En 1044, 1067 et 1124, hivers longs et très-froids ; les
arbres à fruit moururent pour la plupart. En 1133, le Pô
était pris depuis Crémone jusqu'à la mer ;
le vin gela dans les caves ; l'action du froid faisait éclater
les troncs des arbres avec un grand bruit. En 1179, 1209 et 1210,
hivers très sévères ; les troupeaux périrent
faute de nourriture. En 1216, le Pô gela jusqu'à une
profondeur de 15 i-eels ; le vin, en se solidifiant dans les caves,
faisait éclater les tonneaux. En 1234, le Pô gela de
nouveau ; des voitures chargées traversèrent l'Adriatique
sur la glace, en face de Venise. En 1236, le Danube resta gelé
dans toute sa profondeur pendant assez longtemps. En 1269, le Catégat
était gelé entre la Norwège et le Jutland.
En 1281 , nombre de maisons dans la campagne, en Autriche, furent
totalement ensevelies sous la neige. En 1291, des voitures chargées
traversèrent le Rhin, sur la glace devant Brysach ; le Categat
était aussi totalement pris. En 1305 et 1316, les hivers
furent extrêmement sévères en Allemagne; les
récoltes manquèrent également-En 1323, les
voyageurs à pied ou à cheval allaient sur la glace
du Danemarck à Lubeck et à Dantzick. En 1324, toutes
les rivières d'Italie furent gelées. En 1392, les
arbres éclataient par l'effet du froid. En 1408, l'hiver
fut un des plus rudes dont on ait conservé le souvenir; le
Danube gela dans tout sou cours ; la glace s'étendait, sans
interruption, dans la Baltique, entre le Gothland et Oeland , entre
la Norwège et le Danemarck ; en sorte que les loups passèrent
du nord dans le Jutland ; les voitures chargées passèrent
sur la Seine. En 1423, les voyageurs allèrent de Lubeck à
Dantzick sur la glace. En 1460, le Danube resta gelé pendant
deux mois ; les voyageurs à pied et à cheval passaient
sans difficulté du Danemarck en Suède ; les vignes
souffrirent extrêmement en Allemagne. En 1468 et 1544 , en
Flandre, on coupait avec la hache les rations de vin aux soldats.

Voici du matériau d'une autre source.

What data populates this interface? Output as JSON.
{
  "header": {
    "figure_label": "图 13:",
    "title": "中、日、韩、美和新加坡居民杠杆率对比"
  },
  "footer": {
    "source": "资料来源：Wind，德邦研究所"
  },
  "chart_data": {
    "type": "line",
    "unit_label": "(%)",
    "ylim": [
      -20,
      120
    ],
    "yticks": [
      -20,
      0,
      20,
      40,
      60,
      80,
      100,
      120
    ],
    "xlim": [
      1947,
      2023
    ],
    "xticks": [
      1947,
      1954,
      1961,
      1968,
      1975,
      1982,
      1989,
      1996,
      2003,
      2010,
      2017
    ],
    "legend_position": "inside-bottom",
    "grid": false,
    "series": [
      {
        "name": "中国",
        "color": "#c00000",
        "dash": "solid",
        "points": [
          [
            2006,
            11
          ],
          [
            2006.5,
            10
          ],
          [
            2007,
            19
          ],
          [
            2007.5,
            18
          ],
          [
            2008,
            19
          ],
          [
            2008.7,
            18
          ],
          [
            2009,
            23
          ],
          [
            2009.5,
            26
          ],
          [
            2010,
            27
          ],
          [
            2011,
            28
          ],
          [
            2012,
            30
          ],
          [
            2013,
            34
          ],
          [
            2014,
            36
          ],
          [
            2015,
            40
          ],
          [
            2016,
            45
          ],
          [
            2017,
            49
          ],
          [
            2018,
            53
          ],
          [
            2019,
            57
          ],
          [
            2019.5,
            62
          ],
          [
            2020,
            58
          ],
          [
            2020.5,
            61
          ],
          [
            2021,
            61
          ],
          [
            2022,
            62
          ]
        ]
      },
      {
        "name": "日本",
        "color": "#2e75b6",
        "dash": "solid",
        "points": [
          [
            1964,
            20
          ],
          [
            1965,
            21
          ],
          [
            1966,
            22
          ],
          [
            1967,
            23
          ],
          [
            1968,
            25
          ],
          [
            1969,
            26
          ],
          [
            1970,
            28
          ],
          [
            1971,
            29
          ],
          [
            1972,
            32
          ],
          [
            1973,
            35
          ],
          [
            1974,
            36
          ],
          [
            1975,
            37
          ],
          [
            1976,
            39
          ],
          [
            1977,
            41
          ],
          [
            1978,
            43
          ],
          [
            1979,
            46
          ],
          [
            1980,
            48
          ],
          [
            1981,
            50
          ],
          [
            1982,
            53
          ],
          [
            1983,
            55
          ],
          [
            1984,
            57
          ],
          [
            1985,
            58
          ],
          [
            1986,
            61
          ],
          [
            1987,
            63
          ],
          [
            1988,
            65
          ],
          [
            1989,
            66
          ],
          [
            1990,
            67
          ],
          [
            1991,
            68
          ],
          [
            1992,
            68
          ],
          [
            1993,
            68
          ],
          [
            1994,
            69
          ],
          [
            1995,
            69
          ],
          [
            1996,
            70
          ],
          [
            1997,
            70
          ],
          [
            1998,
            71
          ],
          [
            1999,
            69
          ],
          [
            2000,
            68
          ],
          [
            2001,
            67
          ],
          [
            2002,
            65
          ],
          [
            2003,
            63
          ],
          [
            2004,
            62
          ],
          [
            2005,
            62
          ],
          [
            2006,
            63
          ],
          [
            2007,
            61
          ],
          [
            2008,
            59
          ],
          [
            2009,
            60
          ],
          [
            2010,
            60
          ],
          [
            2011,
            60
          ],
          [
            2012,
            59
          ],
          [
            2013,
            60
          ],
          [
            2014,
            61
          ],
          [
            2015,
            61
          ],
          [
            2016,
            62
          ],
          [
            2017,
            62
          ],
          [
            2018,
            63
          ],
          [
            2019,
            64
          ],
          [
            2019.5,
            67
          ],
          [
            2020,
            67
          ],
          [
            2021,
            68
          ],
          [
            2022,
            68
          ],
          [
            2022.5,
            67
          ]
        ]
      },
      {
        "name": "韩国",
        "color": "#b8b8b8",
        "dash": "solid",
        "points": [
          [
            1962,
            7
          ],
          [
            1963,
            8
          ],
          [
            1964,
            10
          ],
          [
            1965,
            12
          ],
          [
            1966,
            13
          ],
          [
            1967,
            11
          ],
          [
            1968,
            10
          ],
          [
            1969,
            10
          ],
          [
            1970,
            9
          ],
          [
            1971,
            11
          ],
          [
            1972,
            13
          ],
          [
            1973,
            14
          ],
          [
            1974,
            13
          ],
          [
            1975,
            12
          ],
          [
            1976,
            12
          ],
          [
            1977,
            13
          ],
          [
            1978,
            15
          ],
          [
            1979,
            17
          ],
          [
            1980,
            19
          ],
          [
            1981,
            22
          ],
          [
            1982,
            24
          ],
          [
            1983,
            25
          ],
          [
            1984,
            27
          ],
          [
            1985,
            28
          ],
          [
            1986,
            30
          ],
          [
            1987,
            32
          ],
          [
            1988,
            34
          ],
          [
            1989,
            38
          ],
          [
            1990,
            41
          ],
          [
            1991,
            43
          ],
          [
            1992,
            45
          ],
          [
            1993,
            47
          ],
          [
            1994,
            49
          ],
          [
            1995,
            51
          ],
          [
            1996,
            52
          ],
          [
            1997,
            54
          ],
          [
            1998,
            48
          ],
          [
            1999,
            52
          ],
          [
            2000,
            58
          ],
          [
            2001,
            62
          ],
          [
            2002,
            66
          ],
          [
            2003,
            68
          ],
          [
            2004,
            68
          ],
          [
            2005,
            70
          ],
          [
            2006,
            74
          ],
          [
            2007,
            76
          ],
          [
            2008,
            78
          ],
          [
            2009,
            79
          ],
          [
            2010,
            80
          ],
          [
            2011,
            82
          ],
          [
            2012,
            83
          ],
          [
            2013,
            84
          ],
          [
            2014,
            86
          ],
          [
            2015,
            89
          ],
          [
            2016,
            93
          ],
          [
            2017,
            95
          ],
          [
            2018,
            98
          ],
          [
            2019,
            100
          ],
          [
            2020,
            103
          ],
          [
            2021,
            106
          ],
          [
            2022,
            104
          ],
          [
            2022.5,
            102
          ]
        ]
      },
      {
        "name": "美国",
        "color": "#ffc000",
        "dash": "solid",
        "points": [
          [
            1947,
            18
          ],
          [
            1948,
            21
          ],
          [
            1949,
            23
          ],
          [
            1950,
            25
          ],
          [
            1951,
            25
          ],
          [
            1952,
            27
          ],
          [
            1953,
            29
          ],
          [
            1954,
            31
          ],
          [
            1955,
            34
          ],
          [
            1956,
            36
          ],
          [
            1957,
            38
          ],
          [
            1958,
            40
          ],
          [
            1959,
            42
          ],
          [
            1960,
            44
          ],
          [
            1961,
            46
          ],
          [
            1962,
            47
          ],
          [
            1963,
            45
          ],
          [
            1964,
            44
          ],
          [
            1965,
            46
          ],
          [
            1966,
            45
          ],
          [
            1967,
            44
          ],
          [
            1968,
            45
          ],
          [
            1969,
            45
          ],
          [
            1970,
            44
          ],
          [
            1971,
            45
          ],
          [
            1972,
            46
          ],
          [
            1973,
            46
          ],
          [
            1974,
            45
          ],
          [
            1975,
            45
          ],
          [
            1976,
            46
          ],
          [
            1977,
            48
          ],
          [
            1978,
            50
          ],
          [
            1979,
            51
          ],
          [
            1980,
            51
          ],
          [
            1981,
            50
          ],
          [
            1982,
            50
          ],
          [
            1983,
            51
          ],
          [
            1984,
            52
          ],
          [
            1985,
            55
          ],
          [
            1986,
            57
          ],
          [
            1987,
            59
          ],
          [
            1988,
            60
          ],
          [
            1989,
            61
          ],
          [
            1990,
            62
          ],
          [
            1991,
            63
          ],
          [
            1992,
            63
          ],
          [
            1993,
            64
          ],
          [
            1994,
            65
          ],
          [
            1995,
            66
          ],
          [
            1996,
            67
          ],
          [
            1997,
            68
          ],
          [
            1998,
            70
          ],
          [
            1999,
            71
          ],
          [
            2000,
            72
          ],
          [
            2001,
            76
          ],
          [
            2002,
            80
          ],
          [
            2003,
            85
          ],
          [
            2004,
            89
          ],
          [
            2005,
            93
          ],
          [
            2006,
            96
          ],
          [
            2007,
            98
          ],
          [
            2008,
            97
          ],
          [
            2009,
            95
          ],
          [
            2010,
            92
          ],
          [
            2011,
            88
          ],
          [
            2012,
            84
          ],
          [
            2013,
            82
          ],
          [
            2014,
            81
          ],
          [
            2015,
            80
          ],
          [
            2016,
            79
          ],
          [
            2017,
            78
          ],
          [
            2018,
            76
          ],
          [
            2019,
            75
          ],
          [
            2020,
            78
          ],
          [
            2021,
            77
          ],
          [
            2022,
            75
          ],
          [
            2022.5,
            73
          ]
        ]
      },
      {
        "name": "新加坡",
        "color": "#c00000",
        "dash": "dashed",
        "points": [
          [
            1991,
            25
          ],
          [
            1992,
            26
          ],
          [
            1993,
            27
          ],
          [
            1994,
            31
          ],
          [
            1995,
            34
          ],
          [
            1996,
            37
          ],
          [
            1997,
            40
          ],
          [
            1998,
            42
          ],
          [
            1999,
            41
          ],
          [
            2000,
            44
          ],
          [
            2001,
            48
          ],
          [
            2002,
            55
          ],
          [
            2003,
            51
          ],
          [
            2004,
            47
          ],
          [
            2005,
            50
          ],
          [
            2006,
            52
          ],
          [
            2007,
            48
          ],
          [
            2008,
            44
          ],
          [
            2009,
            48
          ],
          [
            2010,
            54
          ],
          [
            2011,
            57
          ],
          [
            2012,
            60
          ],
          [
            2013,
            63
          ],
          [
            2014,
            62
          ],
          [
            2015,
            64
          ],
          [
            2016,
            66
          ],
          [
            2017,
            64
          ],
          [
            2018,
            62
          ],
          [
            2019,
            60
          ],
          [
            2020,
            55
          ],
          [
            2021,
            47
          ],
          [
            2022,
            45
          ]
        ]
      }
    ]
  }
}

Eu 1548, 1564, 1565 et 1571 , hivers rigoureux : dans toute l'Europe,
la glace, sur la plupart des rivières, était assez
épaisse pour supporter des charrettes pesamment chargées.
En 1594 la mer gela à Venise. En 1608, il tomba à
Padoue une immense quantité de neige. En 1621 et 1622 , le
Zuyderzée gela entièrement ; la flotte vénitienne
se trouva prise par les glaces dans les lagunes de l'Adriatique.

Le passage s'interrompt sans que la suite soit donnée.